As new air quality regulations come into force, homeowners will need even more help from installers and heating professionals to understand how to use wood and solid fuel burning appliances in a safe, efficient and environmentally-responsible way to comply with the new rules, highlights a new survey by HETAS.

From 1 May 2021, the Air Quality (Domestic Solid Fuels Standards) (England) Regulations 2020 will ban the sale of wet wood and house coal and provide minimum standards for wood fuel and manufactured solid fuels which are certified under Defra’s Ready to Burn scheme. The Ready to Burn scheme aims to help consumers easily identify wood or manufactured solid fuels that are best for burning at home, minimising the impact of burning on health and the environment.

A new survey of 2,000 people undertaken by HETAS revealed that almost a third (31%) of respondents have an open fire, woodburning, or solid fuel stove in their home, and a further 12% of those surveyed said they would like to have one. The results show that there are a significant number of people likely to be affected by the new regulations and HETAS is working with its registered professionals to help them get the message across to their customers.

Bruce Allen, Chief Executive of HETAS, said: “Ensuring customers know how to use and maintain an appliance and which fuel is best to use has never been more important. Our survey found that 26% of respondents had inherited their fireplace when they moved into a property, and others may not have had appliances installed by a competent person. This reveals that there are many regular users who would benefit from the knowledge and advice given by HETAS registered installers, service and maintenance engineers, and chimney sweeps.

“The incoming legislation and the Ready to Burn scheme are geared towards ensuring people burn better by being able to easily identify the cleanest fuels to use in their home. Those on the frontline play a critical role in ensuring people understand the benefits of using modern heating appliances with the right fuel to minimise the impact that domestic burning has on the environment and our health.

“We believe that the additional backing and enforcement of the new air quality regulations to use cleaner fuel, along with raising awareness of using modern clean low emissions appliances, will make a huge difference to the environmentally responsible use of solid fuels and wood for stoves and boilers. The Ready to Burn scheme is a significant step to reducing harmful particulate emissions and improving air quality.”

HETAS, the non-profit industry organisation supporting cleaner and safer choices for the use of biomass and other solid fuels, appliances and associated technologies, is running the Ready to Burn certification scheme for Manufactured Solid Fuels (MSF) as appointed by Defra to meet regulations that come into force in England from 1 May 2021.

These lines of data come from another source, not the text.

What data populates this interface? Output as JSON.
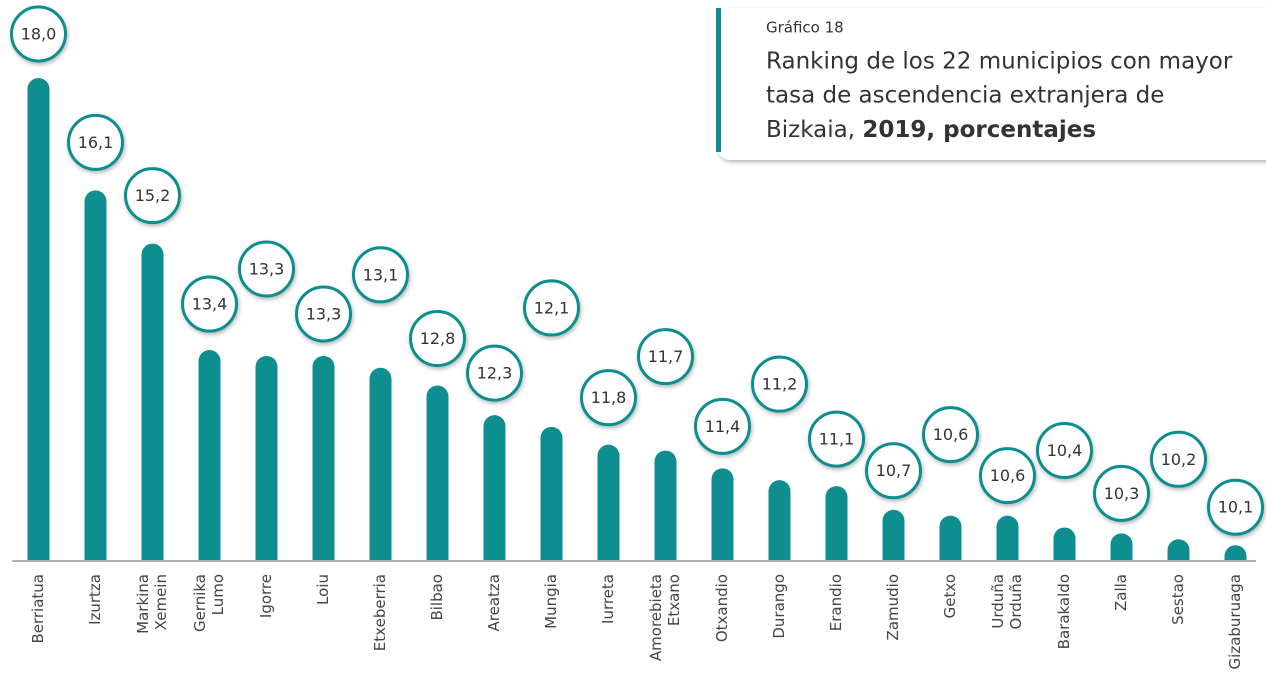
{
  "chart_data": {
    "type": "bar",
    "label": "Gráfico 18",
    "title": [
      "Ranking de los 22 municipios con mayor",
      "tasa de ascendencia extranjera de",
      "Bizkaia, "
    ],
    "title_bold": "2019, porcentajes",
    "categories": [
      [
        "Berriatua"
      ],
      [
        "Izurtza"
      ],
      [
        "Markina",
        "Xemein"
      ],
      [
        "Gernika",
        "Lumo"
      ],
      [
        "Igorre"
      ],
      [
        "Loiu"
      ],
      [
        "Etxeberria"
      ],
      [
        "Bilbao"
      ],
      [
        "Areatza"
      ],
      [
        "Mungia"
      ],
      [
        "Iurreta"
      ],
      [
        "Amorebieta",
        "Etxano"
      ],
      [
        "Otxandio"
      ],
      [
        "Durango"
      ],
      [
        "Erandio"
      ],
      [
        "Zamudio"
      ],
      [
        "Getxo"
      ],
      [
        "Urduña",
        "Orduña"
      ],
      [
        "Barakaldo"
      ],
      [
        "Zalla"
      ],
      [
        "Sestao"
      ],
      [
        "Gizaburuaga"
      ]
    ],
    "values": [
      18.0,
      16.1,
      15.2,
      13.4,
      13.3,
      13.3,
      13.1,
      12.8,
      12.3,
      12.1,
      11.8,
      11.7,
      11.4,
      11.2,
      11.1,
      10.7,
      10.6,
      10.6,
      10.4,
      10.3,
      10.2,
      10.1
    ],
    "value_labels": [
      "18,0",
      "16,1",
      "15,2",
      "13,4",
      "13,3",
      "13,3",
      "13,1",
      "12,8",
      "12,3",
      "12,1",
      "11,8",
      "11,7",
      "11,4",
      "11,2",
      "11,1",
      "10,7",
      "10,6",
      "10,6",
      "10,4",
      "10,3",
      "10,2",
      "10,1"
    ],
    "color": "#0e8e8e",
    "ylim": [
      9.85,
      18.0
    ]
  }
}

The legislation defines MSF as a fuel manufactured from coal, wood, plant-derived materials, waxes, or petroleum products with other ingredients. All fuels that fall under the description of MSF must comply with the standards set by the regulations and so must be verified as emitting less than 5 g/h of smoke emission as tested against BS 3841-1, and be proven to have a sulphur content of no more than 2% (dry ash free basis).

Only those MSFs with verified emissions and sulphur content are legal for sale in England from 1 May 2021. Authorised fuels will be certified by HETAS to carry the Ready to Burn certification mark and be included on the list of authorised fuels for England by the Secretary of State on
The Ready to Burn mark is also applied to wood fuel certified by Woodsure, a subsidiary of HETAS. From 1 May 2021, the new Air Quality regulations state that wood sold in volumes of up to 2m3 will need to be Ready to Burn certified with a proven moisture content of 20% or less. Suppliers selling quantities of wood over 2m3 will need to provide their customers with advice on how to store and season the fuel so that is it dry to burn.